News recently emerged that a young brand strategist at advertising giant Ogilvy & Mather’s Philippines office died after working overtime while suffering from pneumonia. It is just the latest in a series of deaths to plague the industry and raises questions about the way it treats its employees.
But while incidents like this remind the industry that it has a problem, they’re unlikely to stop until advertising fixes its business model.
According to Adweek, Mark David Dehesa had been in Ogilvy’s PR division for less than a year, having previously worked in accounts with Publicis, JWT and BBDO.
He had, apparently, worked through the early hours of a Friday morning to prepare for a meeting, before staying in the office until late that evening. He then asked to be taken to the hospital, where he later died.
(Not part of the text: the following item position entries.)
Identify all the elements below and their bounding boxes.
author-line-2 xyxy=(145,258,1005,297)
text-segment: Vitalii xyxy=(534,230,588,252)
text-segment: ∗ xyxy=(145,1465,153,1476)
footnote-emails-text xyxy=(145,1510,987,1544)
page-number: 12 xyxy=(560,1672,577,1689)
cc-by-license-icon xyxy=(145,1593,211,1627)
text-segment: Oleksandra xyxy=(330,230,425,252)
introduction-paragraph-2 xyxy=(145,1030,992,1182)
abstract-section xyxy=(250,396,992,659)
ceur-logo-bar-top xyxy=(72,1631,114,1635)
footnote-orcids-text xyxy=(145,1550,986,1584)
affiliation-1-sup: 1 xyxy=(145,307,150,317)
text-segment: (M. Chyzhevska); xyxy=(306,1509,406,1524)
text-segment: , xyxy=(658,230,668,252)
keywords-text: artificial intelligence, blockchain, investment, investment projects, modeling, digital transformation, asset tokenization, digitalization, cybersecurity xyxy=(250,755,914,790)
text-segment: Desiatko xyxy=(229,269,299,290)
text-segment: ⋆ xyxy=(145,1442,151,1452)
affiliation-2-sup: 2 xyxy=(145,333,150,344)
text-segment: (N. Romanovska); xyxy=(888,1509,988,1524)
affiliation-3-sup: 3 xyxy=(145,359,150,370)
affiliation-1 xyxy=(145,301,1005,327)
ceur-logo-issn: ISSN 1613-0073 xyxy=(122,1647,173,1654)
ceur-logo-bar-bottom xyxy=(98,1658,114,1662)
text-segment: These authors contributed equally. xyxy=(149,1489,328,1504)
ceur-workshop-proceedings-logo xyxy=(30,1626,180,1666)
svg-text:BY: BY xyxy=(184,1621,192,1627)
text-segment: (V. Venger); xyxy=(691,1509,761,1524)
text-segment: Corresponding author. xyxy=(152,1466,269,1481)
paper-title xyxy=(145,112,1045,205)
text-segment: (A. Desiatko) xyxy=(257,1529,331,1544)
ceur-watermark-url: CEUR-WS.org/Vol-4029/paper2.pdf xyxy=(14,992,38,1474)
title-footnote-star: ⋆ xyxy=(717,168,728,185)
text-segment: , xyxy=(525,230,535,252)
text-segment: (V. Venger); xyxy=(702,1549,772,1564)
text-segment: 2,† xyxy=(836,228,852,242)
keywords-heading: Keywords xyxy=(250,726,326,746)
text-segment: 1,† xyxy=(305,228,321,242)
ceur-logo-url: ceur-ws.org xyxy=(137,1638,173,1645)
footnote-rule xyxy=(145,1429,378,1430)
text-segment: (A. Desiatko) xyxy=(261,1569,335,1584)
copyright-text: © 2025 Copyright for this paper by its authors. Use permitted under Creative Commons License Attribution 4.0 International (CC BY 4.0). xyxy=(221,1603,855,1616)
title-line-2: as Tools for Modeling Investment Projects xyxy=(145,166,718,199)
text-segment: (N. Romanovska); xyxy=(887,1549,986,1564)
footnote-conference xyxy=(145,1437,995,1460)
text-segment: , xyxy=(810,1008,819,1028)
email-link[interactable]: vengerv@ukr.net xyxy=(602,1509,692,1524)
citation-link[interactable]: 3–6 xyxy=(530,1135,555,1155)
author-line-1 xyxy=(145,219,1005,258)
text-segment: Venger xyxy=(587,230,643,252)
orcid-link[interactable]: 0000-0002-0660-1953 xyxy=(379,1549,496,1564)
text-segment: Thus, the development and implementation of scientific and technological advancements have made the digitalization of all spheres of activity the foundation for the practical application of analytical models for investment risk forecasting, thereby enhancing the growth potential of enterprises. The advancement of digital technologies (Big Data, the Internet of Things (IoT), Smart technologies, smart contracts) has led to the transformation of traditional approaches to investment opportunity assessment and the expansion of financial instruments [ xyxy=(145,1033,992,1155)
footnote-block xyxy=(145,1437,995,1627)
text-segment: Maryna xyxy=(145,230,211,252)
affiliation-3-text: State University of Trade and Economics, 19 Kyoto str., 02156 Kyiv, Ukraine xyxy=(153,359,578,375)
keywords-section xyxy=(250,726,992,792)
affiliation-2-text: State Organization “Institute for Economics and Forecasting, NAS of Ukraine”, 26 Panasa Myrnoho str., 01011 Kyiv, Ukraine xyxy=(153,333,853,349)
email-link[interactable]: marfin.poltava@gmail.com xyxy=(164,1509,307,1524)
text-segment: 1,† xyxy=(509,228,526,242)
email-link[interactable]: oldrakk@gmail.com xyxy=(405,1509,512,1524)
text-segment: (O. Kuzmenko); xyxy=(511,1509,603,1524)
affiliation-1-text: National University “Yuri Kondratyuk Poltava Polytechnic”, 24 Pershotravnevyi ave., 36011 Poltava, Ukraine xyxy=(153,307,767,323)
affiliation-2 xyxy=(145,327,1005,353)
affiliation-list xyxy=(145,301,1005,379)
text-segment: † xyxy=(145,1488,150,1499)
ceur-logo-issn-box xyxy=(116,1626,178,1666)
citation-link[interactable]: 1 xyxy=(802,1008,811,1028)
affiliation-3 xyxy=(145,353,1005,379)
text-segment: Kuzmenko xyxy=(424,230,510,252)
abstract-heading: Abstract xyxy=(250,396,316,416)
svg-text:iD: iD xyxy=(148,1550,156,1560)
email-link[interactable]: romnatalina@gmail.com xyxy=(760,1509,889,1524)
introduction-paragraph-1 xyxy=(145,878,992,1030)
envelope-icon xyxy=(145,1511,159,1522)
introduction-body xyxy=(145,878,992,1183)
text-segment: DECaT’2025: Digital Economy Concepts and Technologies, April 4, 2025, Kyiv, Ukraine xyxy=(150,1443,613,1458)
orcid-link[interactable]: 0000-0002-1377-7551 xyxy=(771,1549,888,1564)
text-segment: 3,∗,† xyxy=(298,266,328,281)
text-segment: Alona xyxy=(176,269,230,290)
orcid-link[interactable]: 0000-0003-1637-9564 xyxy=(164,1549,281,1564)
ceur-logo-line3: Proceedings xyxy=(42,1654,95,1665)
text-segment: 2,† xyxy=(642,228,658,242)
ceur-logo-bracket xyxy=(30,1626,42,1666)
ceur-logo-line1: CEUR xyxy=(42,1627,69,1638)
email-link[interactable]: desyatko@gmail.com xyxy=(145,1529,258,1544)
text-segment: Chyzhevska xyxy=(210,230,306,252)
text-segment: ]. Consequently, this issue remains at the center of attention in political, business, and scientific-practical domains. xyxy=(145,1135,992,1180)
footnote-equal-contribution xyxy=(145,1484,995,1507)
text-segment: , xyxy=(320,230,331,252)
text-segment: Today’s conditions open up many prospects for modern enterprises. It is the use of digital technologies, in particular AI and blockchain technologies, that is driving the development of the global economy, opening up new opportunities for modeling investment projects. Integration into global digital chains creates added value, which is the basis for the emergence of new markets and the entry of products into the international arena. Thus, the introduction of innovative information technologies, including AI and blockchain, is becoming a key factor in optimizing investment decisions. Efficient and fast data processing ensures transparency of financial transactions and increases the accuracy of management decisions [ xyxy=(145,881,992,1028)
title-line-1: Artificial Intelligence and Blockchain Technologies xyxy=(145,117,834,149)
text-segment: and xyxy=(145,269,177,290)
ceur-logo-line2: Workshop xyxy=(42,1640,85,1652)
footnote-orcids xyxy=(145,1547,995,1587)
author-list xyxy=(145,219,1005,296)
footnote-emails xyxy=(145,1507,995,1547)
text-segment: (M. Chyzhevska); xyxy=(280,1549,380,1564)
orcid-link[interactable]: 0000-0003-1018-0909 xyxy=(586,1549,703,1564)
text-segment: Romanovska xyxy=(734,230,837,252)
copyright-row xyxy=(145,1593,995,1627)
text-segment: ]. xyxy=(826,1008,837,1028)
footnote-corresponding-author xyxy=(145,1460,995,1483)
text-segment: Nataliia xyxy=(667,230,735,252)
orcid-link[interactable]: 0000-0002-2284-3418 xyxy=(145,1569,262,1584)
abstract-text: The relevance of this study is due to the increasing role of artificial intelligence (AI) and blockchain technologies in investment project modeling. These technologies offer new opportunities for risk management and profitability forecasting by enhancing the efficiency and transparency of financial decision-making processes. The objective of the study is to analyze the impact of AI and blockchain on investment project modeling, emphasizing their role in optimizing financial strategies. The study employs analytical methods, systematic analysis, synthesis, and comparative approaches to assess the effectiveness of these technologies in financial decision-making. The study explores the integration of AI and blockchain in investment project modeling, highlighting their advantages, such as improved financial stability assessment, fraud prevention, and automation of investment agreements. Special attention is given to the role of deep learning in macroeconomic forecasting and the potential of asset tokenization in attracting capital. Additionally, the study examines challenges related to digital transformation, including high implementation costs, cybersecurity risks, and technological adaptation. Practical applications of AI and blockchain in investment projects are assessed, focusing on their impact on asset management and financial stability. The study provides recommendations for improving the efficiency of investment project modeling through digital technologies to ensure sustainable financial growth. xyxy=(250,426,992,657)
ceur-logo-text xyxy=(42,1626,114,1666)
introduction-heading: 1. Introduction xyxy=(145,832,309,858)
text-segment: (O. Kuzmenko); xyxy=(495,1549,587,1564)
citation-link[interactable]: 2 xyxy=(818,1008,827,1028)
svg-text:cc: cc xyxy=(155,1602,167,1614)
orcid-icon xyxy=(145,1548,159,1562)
“Clients always ask for something good,” Ogilvy copywriter Jeff Stelton wrote in a Facebook post after learning of the employee’s death. “We do it almost to the point of martyrdom; sacrificing our time with our families, dates with our loved ones, but most importantly, our health.”
Dehesa’s death echoes that of a 24-year-old copywriter at Y&R Indonesia, who in 2013, collapsed, fell into a coma and later died after tweeting, “30 hours of working and still going strooong.”
It’s not always just physical health either. In 2015, an account manager with Japanese mega-agency Dentsu committed suicide after writing social media posts complaining about abusive bosses and having to work hundreds of hours of overtime. The resulting scandal, in part, lead to the resignation of Dentsu CEO Tadashi Ishii.
The scary thing is that those are just the deaths that make headlines. There are, surely, others that go unreported.
These kinds of headlines also don’t tell us about the near misses or the long term psychological impact working in a stressful agency environment can have on some people.
As Thomas Kolster writes in The Drum:
We’ve all had dear friends who’ve been hospitalised, disabled, retired or even died prematurely because of this rat race we are all so passionate about: advertising. That’s not even mentioning the other consequences such as divorce rates, alcohol and drug abuse, missing out on your children growing up etc.
Forget, for a moment, all the arguments about why such a stressful environment is bad for creativity (the very thing advertising sells itself on) or business. That kind of human cost is simply unacceptable. And for what? A piece of copy that’ll be posted once and then forgotten about until the next awards show rolls around?
So how do you go about fixing such a large-scale problem? Well, a part of it’s down to culture. And by that we don’t mean ensuring there are drinks and snacks for everyone at the end of the week. That’s just window dressing.
Agency leaders need to fundamentally rethink the way they operate. Rather than valuing late working “high fliers” who “don’t care about 9-5”, they should value quality work. Moreover, they should lead by example when it comes to not sending emails at unreasonable hours and ensuring that everyone has enough rest.
Clients have a role to play too. They need to remember that the agencies they use are staffed by people and that those people also have lives. Calling an account manager at midnight to make changes to a website just isn’t normal (something that’s actually happened to this author’s wife).
Change doesn’t have to come at the cost of productivity either. As Kolster points out Danish agency IIH Nordic, introduced a four day working week in 2016. It saw productivity increase and a massive influx of applications from people interested in producing great work without sacrificing free time.
Old model, new world
The thing is, many of these issues are brought about by the model that so many agencies still rely on.
As Vann Graves points out in AdAge, many agencies are still structured to produce a TV spot with some print and digital work to back it up.
The days when that was enough are, however, long gone.
“Brands are now expected to produce thousands of pieces of content in an endless cycle, on a fraction of the budget they might have had for a campaign 20 years ago,” Graves writes. “This is a state of affairs that most agencies completely understand, but are not set up to accomplish in the most effective, efficient way”.
Graves, who is president and chief creative officer of creative agency Fancy Rhino, advocates a model which slightly tweaks the core competencies of the agency and brings more resources in-house, but is that enough?
Surely there needs to be an understanding between client and agency that, in a world full of noise, standing out matters more than sending out a tweet tied to whatever’s trending in the news right now?
Get those shifts in culture and business model right and it suddenly becomes easier for everyone in an agency to feel a sense of purpose.
Creatives no longer feel like hamsters running on a perpetual wheel, the client service team is no longer the desperate mediator caught between demanding clients and fraying creatives, and management no longer seems like the big, bad ogre shouting at everyone to “just get it done”.
Anyone who genuinely cares about advertising, should care about the people doing it. The work they do should be fulfilling and worthwhile.
Making these changes won’t always be easy, but there’s no doubt that they’re necessary. Think about it: how many Mark David Dehesa’s can one industry really afford?